Mixed units in column cause wrong results for basic operations on dataframe columns
The following code produces wrong results:
import pandas as pd
import pint
import pint_pandas # type: ignore
merged = pd.DataFrame(
{
"some_label": ["a", "b"],
"some_values": [
1 * pint.get_application_registry().t,
1 * pint.get_application_registry().kg,
],
"factors": [
1,
1
],
}
)
merged = merged.astype({"factors": "pint[kg/t]"})
merged["result"] = merged["factors"] * merged["some_values"]
print(merged["factors"])
print(merged["some_values"])
print([q.to("kg") for q in merged.result.values])
Output:
0 1.0
1 1.0
Name: factors, dtype: pint[kilogram / metric_ton]
0 1 metric_ton
1 1 kilogram
Name: some_values, dtype: object
[<Quantity(1.0, 'kilogram')>, <Quantity(1.0, 'kilogram')>]

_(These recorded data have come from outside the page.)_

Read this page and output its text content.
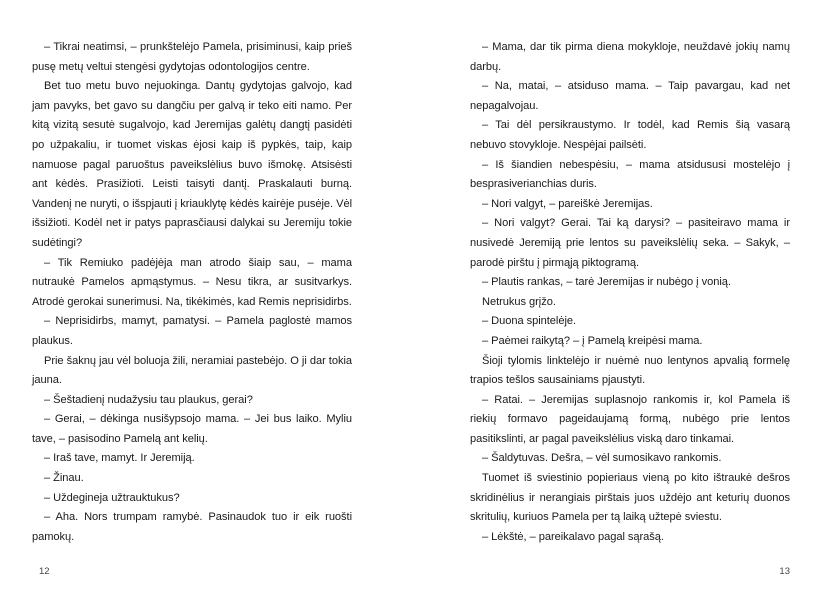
– Tikrai neatimsi, – prunkštelėjo Pamela, prisiminusi, kaip prieš pusę metų veltui stengėsi gydytojas odontologijos centre.

Bet tuo metu buvo nejuokinga. Dantų gydytojas galvojo, kad jam pavyks, bet gavo su dangčiu per galvą ir teko eiti namo. Per kitą vizitą sesutė sugalvojo, kad Jeremijas galėtų dangtį pasidėti po užpakaliu, ir tuomet viskas ėjosi kaip iš pypkės, taip, kaip namuose pagal paruoštus paveikslėlius buvo išmokę. Atsisėsti ant kėdės. Prasižioti. Leisti taisyti dantį. Praskalauti burną. Vandenį ne nuryti, o išspjauti į kriauklytę kėdės kairėje pusėje. Vėl išsižioti. Kodėl net ir patys paprasčiausi dalykai su Jeremiju tokie sudėtingi?

– Tik Remiuko padėjėja man atrodo šiaip sau, – mama nutraukė Pamelos apmąstymus. – Nesu tikra, ar susitvarkys. Atrodė gerokai sunerimusi. Na, tikėkimės, kad Remis neprisidirbs.

– Neprisidirbs, mamyt, pamatysi. – Pamela paglostė mamos plaukus.

Prie šaknų jau vėl boluoja žili, neramiai pastebėjo. O ji dar tokia jauna.

– Šeštadienį nudažysiu tau plaukus, gerai?

– Gerai, – dėkinga nusišypsojo mama. – Jei bus laiko. Myliu tave, – pasisodino Pamelą ant kelių.

– Iraš tave, mamyt. Ir Jeremiją.

– Žinau.

– Uždegineja užtrauktukus?

– Aha. Nors trumpam ramybė. Pasinaudok tuo ir eik ruošti pamokų.

12

– Mama, dar tik pirma diena mokykloje, neuždavė jokių namų darbų.

– Na, matai, – atsiduso mama. – Taip pavargau, kad net nepagalvojau.

– Tai dėl persikraustymo. Ir todėl, kad Remis šią vasarą nebuvo stovykloje. Nespėjai pailsėti.

– Iš šiandien nebespėsiu, – mama atsidususi mostelėjo į besprasiverianchias duris.

– Nori valgyt, – pareiškė Jeremijas.

– Nori valgyt? Gerai. Tai ką darysi? – pasiteiravo mama ir nusivedė Jeremiją prie lentos su paveikslėlių seka. – Sakyk, – parodė pirštu į pirmąją piktogramą.

– Plautis rankas, – tarė Jeremijas ir nubėgo į vonią.

Netrukus grįžo.

– Duona spintelėje.

– Paėmei raikytą? – į Pamelą kreipėsi mama.

Šioji tylomis linktelėjo ir nuėmė nuo lentynos apvalią formelę trapios tešlos sausainiams pjaustyti.

– Ratai. – Jeremijas suplasnojo rankomis ir, kol Pamela iš riekių formavo pageidaujamą formą, nubėgo prie lentos pasitikslinti, ar pagal paveikslėlius viską daro tinkamai.

– Šaldytuvas. Dešra, – vėl sumosikavo rankomis.

Tuomet iš sviestinio popieriaus vieną po kito ištraukė dešros skridinėlius ir nerangiais pirštais juos uždėjo ant keturių duonos skritulių, kuriuos Pamela per tą laiką užtepė sviestu.

– Lėkštė, – pareikalavo pagal sąrašą.

13
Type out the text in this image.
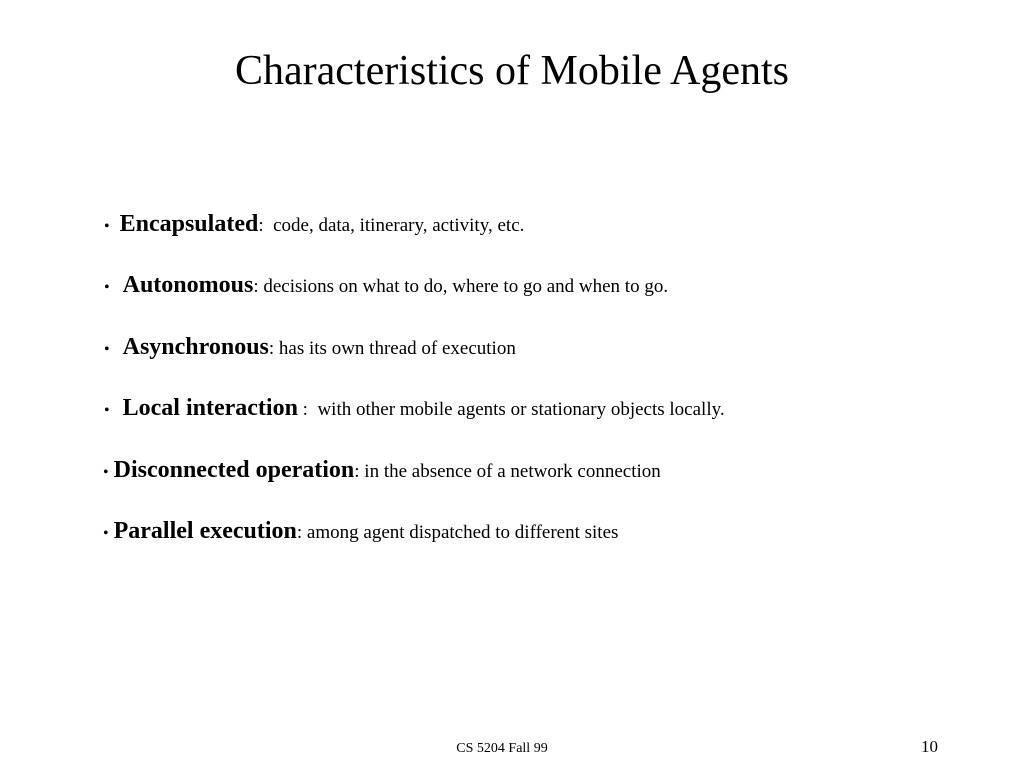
Characteristics of Mobile Agents
• Encapsulated:  code, data, itinerary, activity, etc.
• Autonomous: decisions on what to do, where to go and when to go.
• Asynchronous: has its own thread of execution
• Local interaction :  with other mobile agents or stationary objects locally.
• Disconnected operation: in the absence of a network connection
• Parallel execution: among agent dispatched to different sites
CS 5204 Fall 99	10
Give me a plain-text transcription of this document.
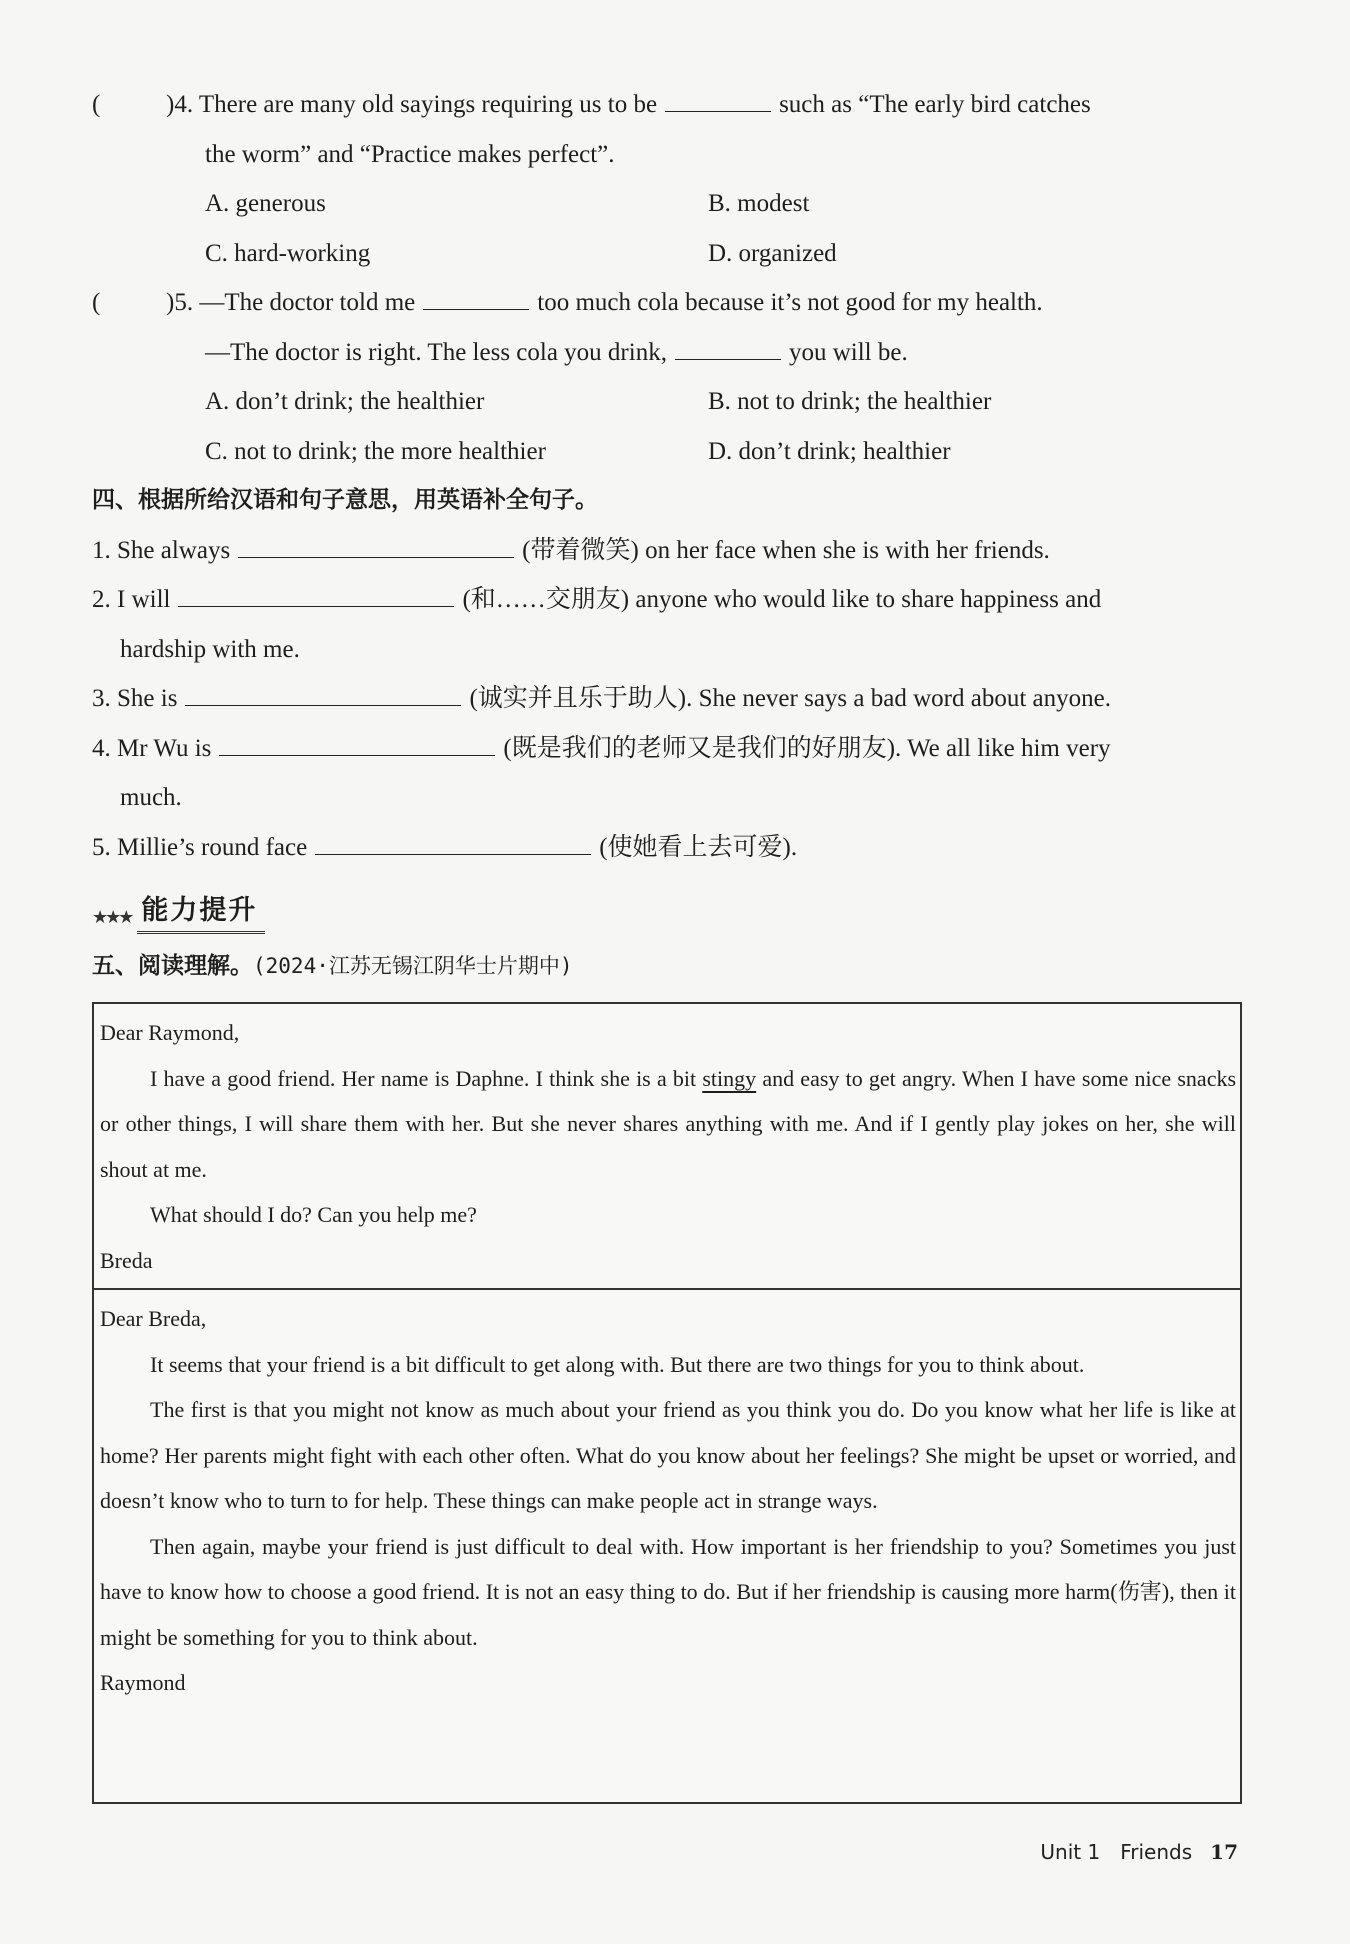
(	)4. There are many old sayings requiring us to be	such as “The early bird catches
the worm” and “Practice makes perfect”.
A. generous	B. modest
C. hard-working	D. organized
(	)5. —The doctor told me	too much cola because it’s not good for my health.
—The doctor is right. The less cola you drink,	you will be.
A. don’t drink; the healthier	B. not to drink; the healthier
C. not to drink; the more healthier	D. don’t drink; healthier
四、根据所给汉语和句子意思，用英语补全句子。
1. She always	(带着微笑) on her face when she is with her friends.
2. I will	(和……交朋友) anyone who would like to share happiness and
hardship with me.
3. She is	(诚实并且乐于助人). She never says a bad word about anyone.
4. Mr Wu is	(既是我们的老师又是我们的好朋友). We all like him very
much.
5. Millie’s round face	(使她看上去可爱).
★★★ 能力提升
五、阅读理解。(2024·江苏无锡江阴华士片期中)

Dear Raymond,

I have a good friend. Her name is Daphne. I think she is a bit stingy and easy to get angry. When I have some nice snacks or other things, I will share them with her. But she never shares anything with me. And if I gently play jokes on her, she will shout at me.

What should I do? Can you help me?

Breda

Dear Breda,

It seems that your friend is a bit difficult to get along with. But there are two things for you to think about.

The first is that you might not know as much about your friend as you think you do. Do you know what her life is like at home? Her parents might fight with each other often. What do you know about her feelings? She might be upset or worried, and doesn’t know who to turn to for help. These things can make people act in strange ways.

Then again, maybe your friend is just difficult to deal with. How important is her friendship to you? Sometimes you just have to know how to choose a good friend. It is not an easy thing to do. But if her friendship is causing more harm(伤害), then it might be something for you to think about.

Raymond

Unit 1 Friends 17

The second value of the result column is wrong. I would have expected this output:
0 1.0 kilogram / metric_ton
1 1.0 kilogram / metric_ton
Name: factors, dtype: object
0 1 metric_ton
1 1 kilogram
Name: some_values, dtype: object
[<Quantity(1.0, 'kilogram')>, <Quantity(0.001, 'kilogram')>]
which I get when I change the dataframe to be created with the same units but per row for column factors:
import pandas as pd
import pint
import pint_pandas # type: ignore
merged = pd.DataFrame(
{
"some_label": ["a", "b"],
"some_values": [
1 * pint.get_application_registry().t,
1 * pint.get_application_registry().kg,
],
"factors": [
1 * pint.get_application_registry().kg / pint.get_application_registry().t,
1 * pint.get_application_registry().kg / pint.get_application_registry().t,
],
}
)
merged["result"] = merged["factors"] * merged["some_values"]
print(merged["factors"])
print(merged["some_values"])
print([q.to("kg") for q in merged.result.values])
This means that with mixed unit rows in a dataframe the results of operations might be wrong. Am I using this wrong or is this a bug?
When you've created columns for some_values and factors, you've provided a list of quantities, which pandas treats as objects - and you see this when looking at the dtypes. When you've done merged = merged.astype({"factors": "pint[kg/t]"}) this converts the factors column to a PintArray. Do the same for some_values and it will work.
I suggest you look at the example notebook which shows several different ways to create columns in dataframes.
Thanks but this was not a question about how to do this. What I am saying is that I get a wrong result without any warning just by creating dataframe columns this and not another way. This is dangerous af. Is there a way to throw instead of just outputting a wrong result?